ECLI:NL:CRVB:2022:1856
Centrale Raad van Beroep
- Hoger beroep
- Rechtspraak.nl
Intrekking en terugvordering van bijstand op basis van waarnemingen van werkzaamheden
In deze zaak gaat het om de intrekking en terugvordering van bijstand aan appellant, die sinds 22 september 2015 bijstand ontvangt op grond van de Participatiewet. Het college van burgemeester en wethouders van Helmond heeft op basis van waarnemingen van appellant in een eethuis, waar hij tijdens reguliere arbeidsuren aanwezig was, geconcludeerd dat hij op geld waardeerbare werkzaamheden heeft verricht.

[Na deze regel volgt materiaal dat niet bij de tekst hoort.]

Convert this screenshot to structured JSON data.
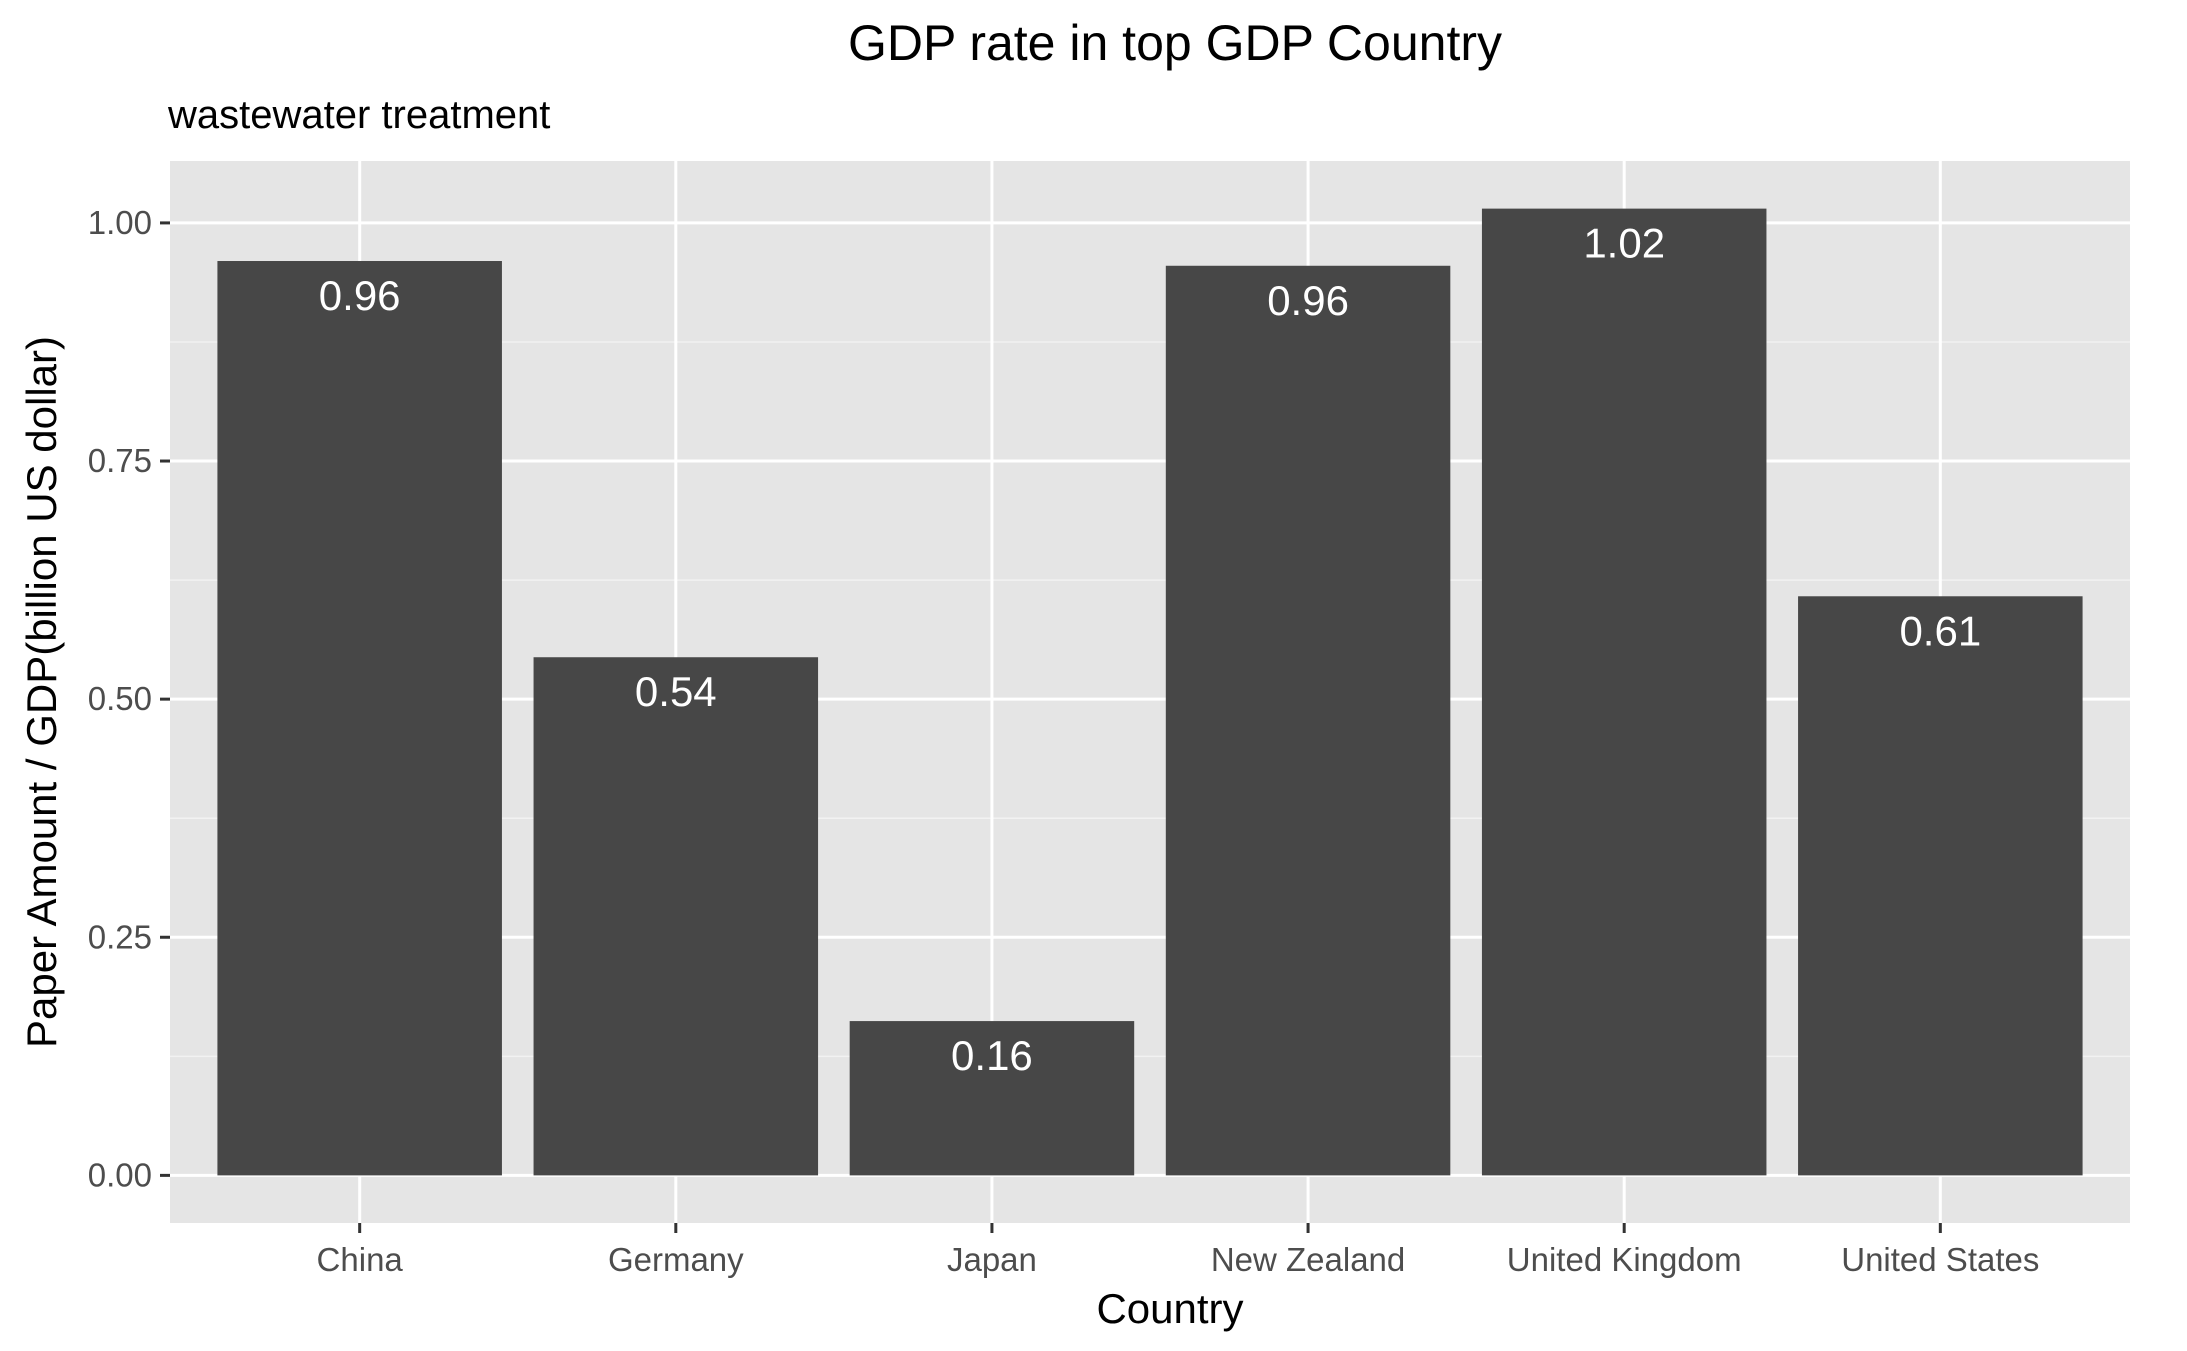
{
  "chart_data": {
    "type": "bar",
    "title": "GDP rate in top GDP Country",
    "subtitle": "wastewater treatment",
    "xlabel": "Country",
    "ylabel": "Paper Amount / GDP(billion US dollar)",
    "categories": [
      "China",
      "Germany",
      "Japan",
      "New Zealand",
      "United Kingdom",
      "United States"
    ],
    "values": [
      0.96,
      0.544,
      0.162,
      0.955,
      1.015,
      0.608
    ],
    "value_labels": [
      "0.96",
      "0.54",
      "0.16",
      "0.96",
      "1.02",
      "0.61"
    ],
    "ylim": [
      -0.05,
      1.065
    ],
    "yticks": [
      0,
      0.25,
      0.5,
      0.75,
      1.0
    ],
    "ytick_labels": [
      "0.00",
      "0.25",
      "0.50",
      "0.75",
      "1.00"
    ],
    "grid": true,
    "legend": "none",
    "colors": {
      "bar": "#474747",
      "panel": "#e5e5e5",
      "grid_major": "#ffffff",
      "grid_minor": "#f2f2f2",
      "tick_text": "#4d4d4d",
      "bar_label": "#ffffff"
    }
  }
}
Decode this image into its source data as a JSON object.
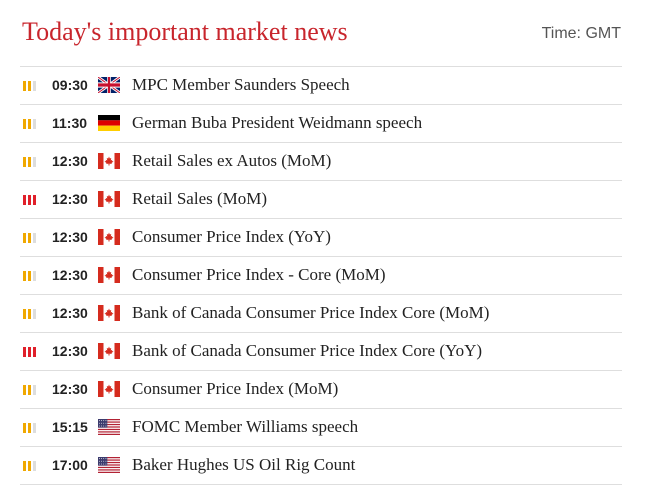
{
  "header": {
    "title": "Today's important market news",
    "timezone": "Time: GMT"
  },
  "colors": {
    "title": "#c8252c",
    "importance_high": "#e0202a",
    "importance_medium": "#f0a800",
    "importance_inactive": "#dddddd"
  },
  "events": [
    {
      "time": "09:30",
      "country_flag": "uk-flag-icon",
      "importance": 2,
      "title": "MPC Member Saunders Speech"
    },
    {
      "time": "11:30",
      "country_flag": "germany-flag-icon",
      "importance": 2,
      "title": "German Buba President Weidmann speech"
    },
    {
      "time": "12:30",
      "country_flag": "canada-flag-icon",
      "importance": 2,
      "title": "Retail Sales ex Autos (MoM)"
    },
    {
      "time": "12:30",
      "country_flag": "canada-flag-icon",
      "importance": 3,
      "title": "Retail Sales (MoM)"
    },
    {
      "time": "12:30",
      "country_flag": "canada-flag-icon",
      "importance": 2,
      "title": "Consumer Price Index (YoY)"
    },
    {
      "time": "12:30",
      "country_flag": "canada-flag-icon",
      "importance": 2,
      "title": "Consumer Price Index - Core (MoM)"
    },
    {
      "time": "12:30",
      "country_flag": "canada-flag-icon",
      "importance": 2,
      "title": "Bank of Canada Consumer Price Index Core (MoM)"
    },
    {
      "time": "12:30",
      "country_flag": "canada-flag-icon",
      "importance": 3,
      "title": "Bank of Canada Consumer Price Index Core (YoY)"
    },
    {
      "time": "12:30",
      "country_flag": "canada-flag-icon",
      "importance": 2,
      "title": "Consumer Price Index (MoM)"
    },
    {
      "time": "15:15",
      "country_flag": "usa-flag-icon",
      "importance": 2,
      "title": "FOMC Member Williams speech"
    },
    {
      "time": "17:00",
      "country_flag": "usa-flag-icon",
      "importance": 2,
      "title": "Baker Hughes US Oil Rig Count"
    }
  ]
}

Appellant heeft dit ontkend en gesteld dat hij enkel sociale contacten onderhield. De rechtbank heeft het beroep tegen het besluit van het college ongegrond verklaard, waarbij zij zich baseerde op vaste rechtspraak die stelt dat aanwezigheid op een werkplek tijdens reguliere uren veronderstelt dat er arbeid is verricht. Appellant heeft in hoger beroep zijn standpunt herhaald, maar de Centrale Raad van Beroep bevestigde de uitspraak van de rechtbank, omdat appellant niet kon aantonen dat hij geen werkzaamheden had verricht. De Raad oordeelde dat het college terecht de bijstand heeft ingetrokken en teruggevorderd, omdat appellant in strijd met zijn inlichtingenverplichting geen melding heeft gemaakt van zijn werkzaamheden.